Corpus

What is a corpus?

A corpus is a scientifically edited collection of examples of how a language is commonly used. A corpus can, for example, contain a large number of written texts, or recorded or filmed conversations. Such data collections are used to explore the usage of a language or to find out about the vocabulary and grammar of this language.

Approach

One of the aims of the project is to develop a corpus that represents the everyday speech of competent Deaf German Sign Language (DGS) users. For this purpose a nationwide data collection with 330 Deaf people in 12 locations in Germany has been carried out. By this procedure, regional differences of signs have been captured, too.
The data collection consisted of several parts: conversations or discussions of two participants about several topics as well as different tasks like the retelling of a picture story or a film. The recordings contain about 500 hours of DGS-usage. This amount of data corresponds to approximately 3 million usages (occurences) of signs, which is comparable to corpora of spoken languages. The annotation of the corpus is very time-consuming as most of the work cannot be done automatically but has to be done by hand.

Usage

 

The corpus contains a variety of narrations that are interesting for the Deaf community from a cultural point of view. These recordings are also potentially useful as educational material for schools for the Deaf or DGS courses.

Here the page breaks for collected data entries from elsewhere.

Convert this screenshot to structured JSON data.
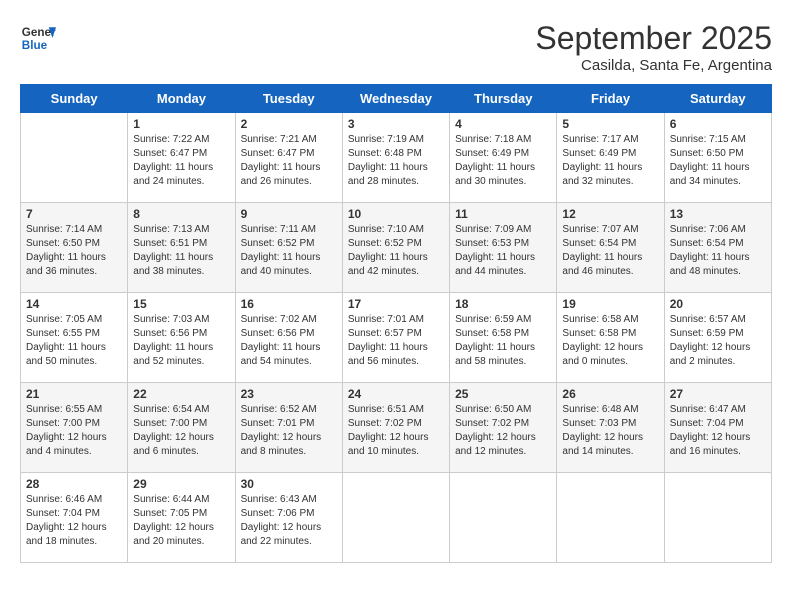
{
  "logo": {
    "line1": "General",
    "line2": "Blue"
  },
  "title": "September 2025",
  "subtitle": "Casilda, Santa Fe, Argentina",
  "days_of_week": [
    "Sunday",
    "Monday",
    "Tuesday",
    "Wednesday",
    "Thursday",
    "Friday",
    "Saturday"
  ],
  "weeks": [
    [
      {
        "day": "",
        "sunrise": "",
        "sunset": "",
        "daylight": ""
      },
      {
        "day": "1",
        "sunrise": "Sunrise: 7:22 AM",
        "sunset": "Sunset: 6:47 PM",
        "daylight": "Daylight: 11 hours and 24 minutes."
      },
      {
        "day": "2",
        "sunrise": "Sunrise: 7:21 AM",
        "sunset": "Sunset: 6:47 PM",
        "daylight": "Daylight: 11 hours and 26 minutes."
      },
      {
        "day": "3",
        "sunrise": "Sunrise: 7:19 AM",
        "sunset": "Sunset: 6:48 PM",
        "daylight": "Daylight: 11 hours and 28 minutes."
      },
      {
        "day": "4",
        "sunrise": "Sunrise: 7:18 AM",
        "sunset": "Sunset: 6:49 PM",
        "daylight": "Daylight: 11 hours and 30 minutes."
      },
      {
        "day": "5",
        "sunrise": "Sunrise: 7:17 AM",
        "sunset": "Sunset: 6:49 PM",
        "daylight": "Daylight: 11 hours and 32 minutes."
      },
      {
        "day": "6",
        "sunrise": "Sunrise: 7:15 AM",
        "sunset": "Sunset: 6:50 PM",
        "daylight": "Daylight: 11 hours and 34 minutes."
      }
    ],
    [
      {
        "day": "7",
        "sunrise": "Sunrise: 7:14 AM",
        "sunset": "Sunset: 6:50 PM",
        "daylight": "Daylight: 11 hours and 36 minutes."
      },
      {
        "day": "8",
        "sunrise": "Sunrise: 7:13 AM",
        "sunset": "Sunset: 6:51 PM",
        "daylight": "Daylight: 11 hours and 38 minutes."
      },
      {
        "day": "9",
        "sunrise": "Sunrise: 7:11 AM",
        "sunset": "Sunset: 6:52 PM",
        "daylight": "Daylight: 11 hours and 40 minutes."
      },
      {
        "day": "10",
        "sunrise": "Sunrise: 7:10 AM",
        "sunset": "Sunset: 6:52 PM",
        "daylight": "Daylight: 11 hours and 42 minutes."
      },
      {
        "day": "11",
        "sunrise": "Sunrise: 7:09 AM",
        "sunset": "Sunset: 6:53 PM",
        "daylight": "Daylight: 11 hours and 44 minutes."
      },
      {
        "day": "12",
        "sunrise": "Sunrise: 7:07 AM",
        "sunset": "Sunset: 6:54 PM",
        "daylight": "Daylight: 11 hours and 46 minutes."
      },
      {
        "day": "13",
        "sunrise": "Sunrise: 7:06 AM",
        "sunset": "Sunset: 6:54 PM",
        "daylight": "Daylight: 11 hours and 48 minutes."
      }
    ],
    [
      {
        "day": "14",
        "sunrise": "Sunrise: 7:05 AM",
        "sunset": "Sunset: 6:55 PM",
        "daylight": "Daylight: 11 hours and 50 minutes."
      },
      {
        "day": "15",
        "sunrise": "Sunrise: 7:03 AM",
        "sunset": "Sunset: 6:56 PM",
        "daylight": "Daylight: 11 hours and 52 minutes."
      },
      {
        "day": "16",
        "sunrise": "Sunrise: 7:02 AM",
        "sunset": "Sunset: 6:56 PM",
        "daylight": "Daylight: 11 hours and 54 minutes."
      },
      {
        "day": "17",
        "sunrise": "Sunrise: 7:01 AM",
        "sunset": "Sunset: 6:57 PM",
        "daylight": "Daylight: 11 hours and 56 minutes."
      },
      {
        "day": "18",
        "sunrise": "Sunrise: 6:59 AM",
        "sunset": "Sunset: 6:58 PM",
        "daylight": "Daylight: 11 hours and 58 minutes."
      },
      {
        "day": "19",
        "sunrise": "Sunrise: 6:58 AM",
        "sunset": "Sunset: 6:58 PM",
        "daylight": "Daylight: 12 hours and 0 minutes."
      },
      {
        "day": "20",
        "sunrise": "Sunrise: 6:57 AM",
        "sunset": "Sunset: 6:59 PM",
        "daylight": "Daylight: 12 hours and 2 minutes."
      }
    ],
    [
      {
        "day": "21",
        "sunrise": "Sunrise: 6:55 AM",
        "sunset": "Sunset: 7:00 PM",
        "daylight": "Daylight: 12 hours and 4 minutes."
      },
      {
        "day": "22",
        "sunrise": "Sunrise: 6:54 AM",
        "sunset": "Sunset: 7:00 PM",
        "daylight": "Daylight: 12 hours and 6 minutes."
      },
      {
        "day": "23",
        "sunrise": "Sunrise: 6:52 AM",
        "sunset": "Sunset: 7:01 PM",
        "daylight": "Daylight: 12 hours and 8 minutes."
      },
      {
        "day": "24",
        "sunrise": "Sunrise: 6:51 AM",
        "sunset": "Sunset: 7:02 PM",
        "daylight": "Daylight: 12 hours and 10 minutes."
      },
      {
        "day": "25",
        "sunrise": "Sunrise: 6:50 AM",
        "sunset": "Sunset: 7:02 PM",
        "daylight": "Daylight: 12 hours and 12 minutes."
      },
      {
        "day": "26",
        "sunrise": "Sunrise: 6:48 AM",
        "sunset": "Sunset: 7:03 PM",
        "daylight": "Daylight: 12 hours and 14 minutes."
      },
      {
        "day": "27",
        "sunrise": "Sunrise: 6:47 AM",
        "sunset": "Sunset: 7:04 PM",
        "daylight": "Daylight: 12 hours and 16 minutes."
      }
    ],
    [
      {
        "day": "28",
        "sunrise": "Sunrise: 6:46 AM",
        "sunset": "Sunset: 7:04 PM",
        "daylight": "Daylight: 12 hours and 18 minutes."
      },
      {
        "day": "29",
        "sunrise": "Sunrise: 6:44 AM",
        "sunset": "Sunset: 7:05 PM",
        "daylight": "Daylight: 12 hours and 20 minutes."
      },
      {
        "day": "30",
        "sunrise": "Sunrise: 6:43 AM",
        "sunset": "Sunset: 7:06 PM",
        "daylight": "Daylight: 12 hours and 22 minutes."
      },
      {
        "day": "",
        "sunrise": "",
        "sunset": "",
        "daylight": ""
      },
      {
        "day": "",
        "sunrise": "",
        "sunset": "",
        "daylight": ""
      },
      {
        "day": "",
        "sunrise": "",
        "sunset": "",
        "daylight": ""
      },
      {
        "day": "",
        "sunrise": "",
        "sunset": "",
        "daylight": ""
      }
    ]
  ]
}
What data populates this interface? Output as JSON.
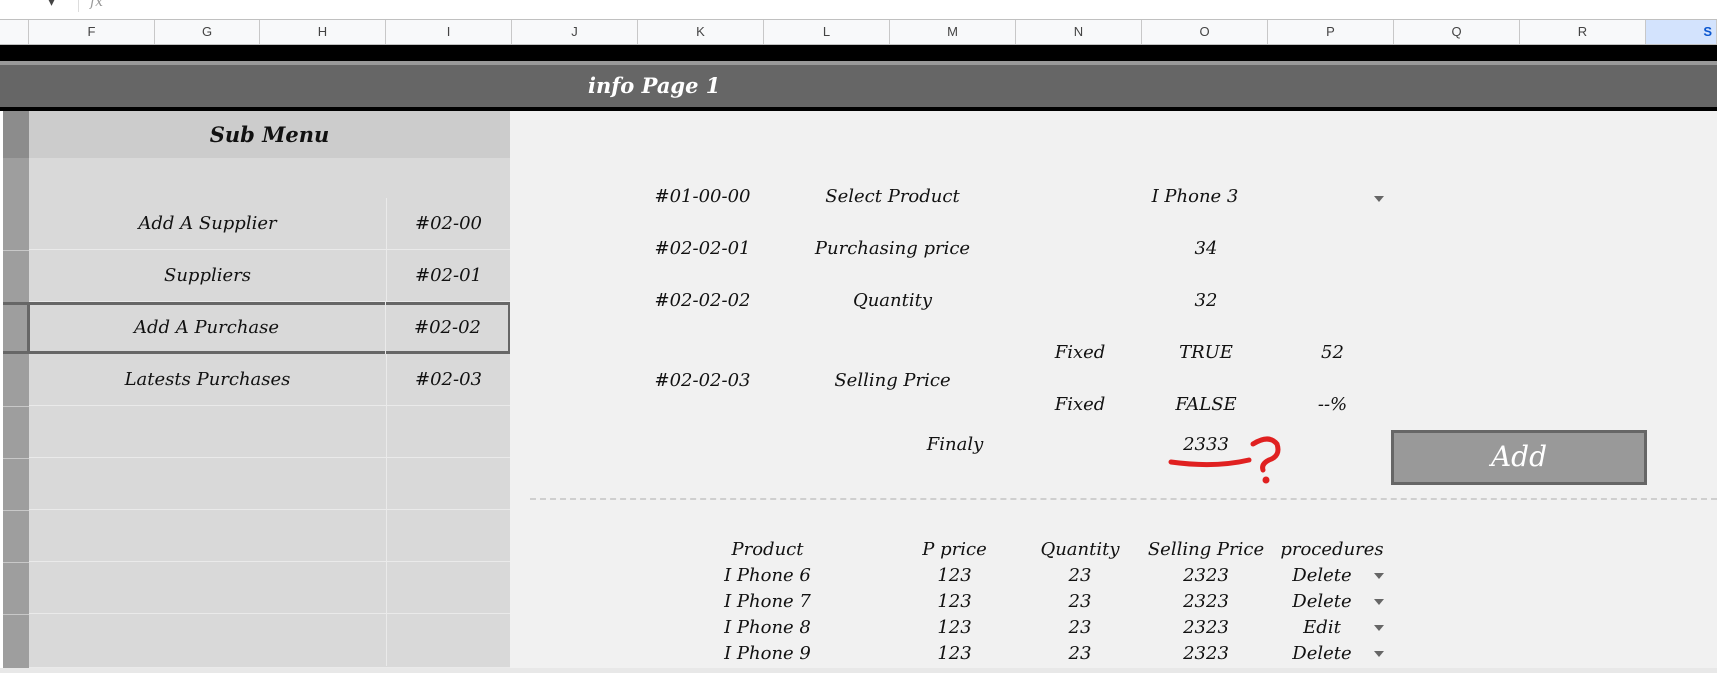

In order to make this valuable material also accessible to everyone interested in DGS and sign language, for publication as a public corpus primarily narrations and conversations have been selected. The portal Meine DGS (meine-dgs.de) [my DGS] contains more than 47 hours of these narrations and conversations in form of DGS videos and their respective translations (subtitles). In addition, 88 selected jokes (approximately 2.5 hours) are presented there as well.

 

The research portal (ling.meine-dgs.de) of the public corpus is freely accessible and includes another 100 minutes of DGS videos. This video material exemplifies the different tasks employed in the course of the elicitation.

All videos on this website, with the exception of the jokes, are not only translated but also provided with annotations of corresponding glosses and mouthings. All written text, except for the mouthings, is also available in English. The corpus is meant to give linguists the possibility to analyse different aspects of DGS on an empirical basis, even beyond the duration of the project itself.

 

Within the project, the corpus is being analysed along the needs and requirement for developing the DGS – German dictionary.